Competition? Please. Pause for a second and take a look at my life this term.

The Weekdaze

Step 1: Wake up. Slowly. Painfully. Fail. Wake up again in 30 minutes.

Step 2: Rub my eyes the whole time I'm walking to Collis to get those crusty bits of sleep out. I get the keys and begin my stint as the info desk guy. Chances are I'm wearing something remarkably similar to what I wore the day before. I've determined that rather than making me look grimy, wearing hoodies (and this damned yet super-awesome green vest it's this or a polo that makes me look like a child, so I'll take the lesser of two evils) consistently makes me easier to recognize around campus. This is one of my most transparent rationalizations that I still somewhat believe.

Step 3: Sit behind the Collis manager's desk and perch haughtily in my high chair. Periodically give myself pep talks to keep up my professional enthusiasm. Faxes! Renting out Frisbees! Green Print!

Step 4: Go "on rounds" when things get slow. Isolate messy individuals who look prepared to leave without cleaning and give them the Collis manager's eye.

Step 5: Finish my shift. Have the rest of the afternoon off to finger the glossy, unread magazine back issues languishing on my coffee table. Spend most of my time tending to the Internet.

Step 6: Rinse and repeat.

This is the cutthroat Ivy League? The closest it gets is when Green Print runs out of paper and people bitch viciously. I know your paper is due in your 2A and it started 5 minutes ago. That sucks, dude. I swear I'm not hoarding paper back here just to be an asshole and make your grade worse.

But that's tame. That's nothing. Truthfully, I'm not even taking classes. You might be thinking that I'm totally exempt from any discussion of competition because I'm not in the thick of it. At first I thought so too.

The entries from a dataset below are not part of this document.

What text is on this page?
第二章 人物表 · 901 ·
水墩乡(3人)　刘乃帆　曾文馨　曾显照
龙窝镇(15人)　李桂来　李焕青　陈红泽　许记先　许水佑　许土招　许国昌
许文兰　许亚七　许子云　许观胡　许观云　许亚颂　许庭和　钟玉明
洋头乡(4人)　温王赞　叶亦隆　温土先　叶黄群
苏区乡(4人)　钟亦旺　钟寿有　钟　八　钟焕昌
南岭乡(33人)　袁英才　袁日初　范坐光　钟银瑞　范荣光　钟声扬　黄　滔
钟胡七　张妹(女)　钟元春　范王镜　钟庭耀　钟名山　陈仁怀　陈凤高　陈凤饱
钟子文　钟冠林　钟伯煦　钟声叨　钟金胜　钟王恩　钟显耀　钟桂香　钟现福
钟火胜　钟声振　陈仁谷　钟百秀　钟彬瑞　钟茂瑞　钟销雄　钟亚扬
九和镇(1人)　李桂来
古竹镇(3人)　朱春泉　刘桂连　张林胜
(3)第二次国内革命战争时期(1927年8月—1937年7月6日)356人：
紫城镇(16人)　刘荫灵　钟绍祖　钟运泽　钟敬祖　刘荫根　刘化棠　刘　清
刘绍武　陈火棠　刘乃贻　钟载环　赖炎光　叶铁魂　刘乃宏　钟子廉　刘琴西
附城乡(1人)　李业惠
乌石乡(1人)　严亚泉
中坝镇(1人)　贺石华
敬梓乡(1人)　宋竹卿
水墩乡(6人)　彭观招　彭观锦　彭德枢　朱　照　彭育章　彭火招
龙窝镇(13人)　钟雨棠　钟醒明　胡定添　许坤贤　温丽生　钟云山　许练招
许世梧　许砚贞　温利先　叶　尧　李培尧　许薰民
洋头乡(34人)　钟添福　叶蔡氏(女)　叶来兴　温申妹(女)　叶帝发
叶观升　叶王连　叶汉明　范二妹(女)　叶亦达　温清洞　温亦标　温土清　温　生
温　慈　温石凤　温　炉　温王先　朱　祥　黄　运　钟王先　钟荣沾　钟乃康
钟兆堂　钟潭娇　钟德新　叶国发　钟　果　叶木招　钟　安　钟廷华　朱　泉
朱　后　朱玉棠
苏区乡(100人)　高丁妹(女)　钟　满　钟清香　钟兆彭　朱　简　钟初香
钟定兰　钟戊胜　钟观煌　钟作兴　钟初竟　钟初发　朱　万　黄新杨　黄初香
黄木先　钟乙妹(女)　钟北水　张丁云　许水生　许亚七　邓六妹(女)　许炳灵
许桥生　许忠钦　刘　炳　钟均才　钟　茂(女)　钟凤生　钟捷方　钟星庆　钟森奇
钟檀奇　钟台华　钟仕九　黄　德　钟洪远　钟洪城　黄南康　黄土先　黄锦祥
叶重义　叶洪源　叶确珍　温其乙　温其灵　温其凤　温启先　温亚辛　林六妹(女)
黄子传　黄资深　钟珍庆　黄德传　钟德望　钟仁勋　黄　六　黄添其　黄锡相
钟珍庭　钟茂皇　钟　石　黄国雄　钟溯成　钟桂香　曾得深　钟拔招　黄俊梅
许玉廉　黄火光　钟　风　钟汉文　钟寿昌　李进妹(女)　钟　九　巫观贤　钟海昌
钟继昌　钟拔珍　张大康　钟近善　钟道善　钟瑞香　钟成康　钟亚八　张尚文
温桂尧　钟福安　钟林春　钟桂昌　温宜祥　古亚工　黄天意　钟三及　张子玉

After giving it some observation, however, I don't think my off-term situation is that unusual. If you take a quick survey of your friends, you quickly realize that I'm one of many students "off" and not taking classes. Thanks to the D-Plan, Dartmouth students have a degree of flexibility that's unheard of at other schools. We're given the opportunity to dodge the usual summer internship racket that's unavoidable elsewhere. Not to mention the luxury of having only taking three classes a term, or two if you're in the mood.

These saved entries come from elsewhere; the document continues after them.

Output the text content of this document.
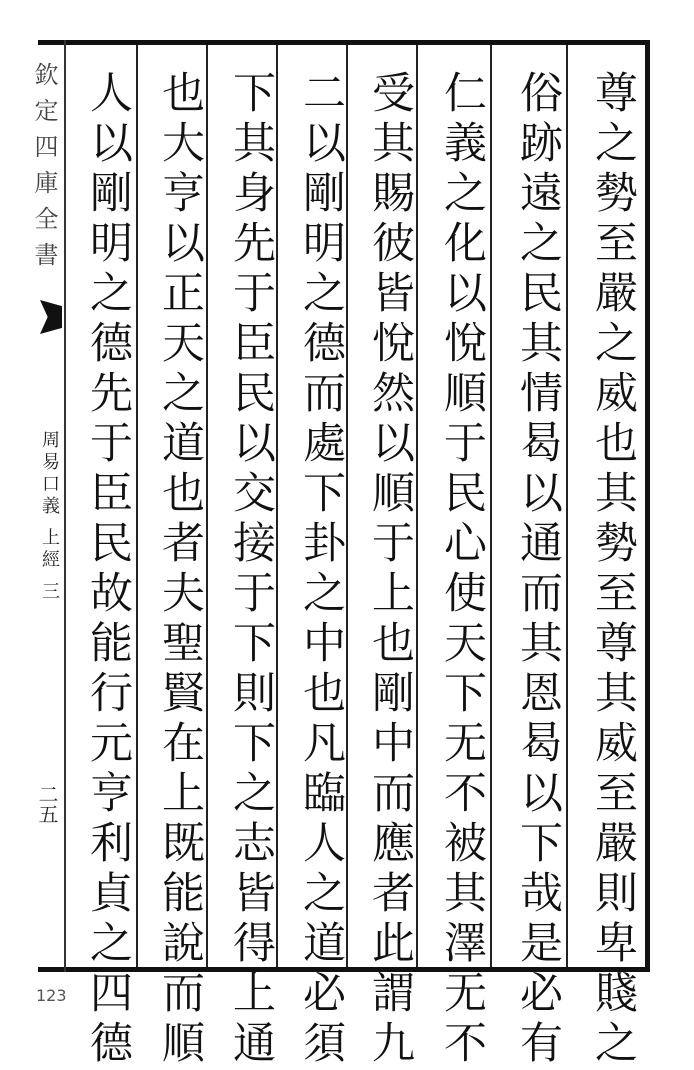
欽定四庫全書
周易口義 上經 三
二五	尊之勢至嚴之威也其勢至尊其威至嚴則卑賤之
俗跡遠之民其情曷以通而其恩曷以下哉是必有
仁義之化以悅順于民心使天下无不被其澤无不
受其賜彼皆悅然以順于上也剛中而應者此謂九
二以剛明之德而處下卦之中也凡臨人之道必須
下其身先于臣民以交接于下則下之志皆得上通
也大亨以正天之道也者夫聖賢在上既能說而順
人以剛明之德先于臣民故能行元亨利貞之四德
123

Let me be clear non-competitive and apathetic are not the same. Do we sit on our hands all day ignoring our school work? I suppose I do because I don't have any, but for most people that's obviously not the case. Are grad schools and jobs and off-term internships at the forefront of many people's minds? For sure. Competition in a strict sense exists at Dartmouth, as it does anywhere where there's more than one person present.

Asking if Dartmouth is simply competitive really tells us nothing even kindergarten playpens are competitive about which kiddo can eat the most crayons. In relative terms the terms that matter Dartmouth is not a competitive school.

Students compete against the depersonalized median, they compete against nebulous opponents who stand in their way to get the best jobs, but when one student asks a friend for notes, help is there.

We're not out to cut each other's throats. More than most, Dartmouth students are supportive and have each others' backs. It's not a competition between me and my friends, but me and the system. I can deal with that.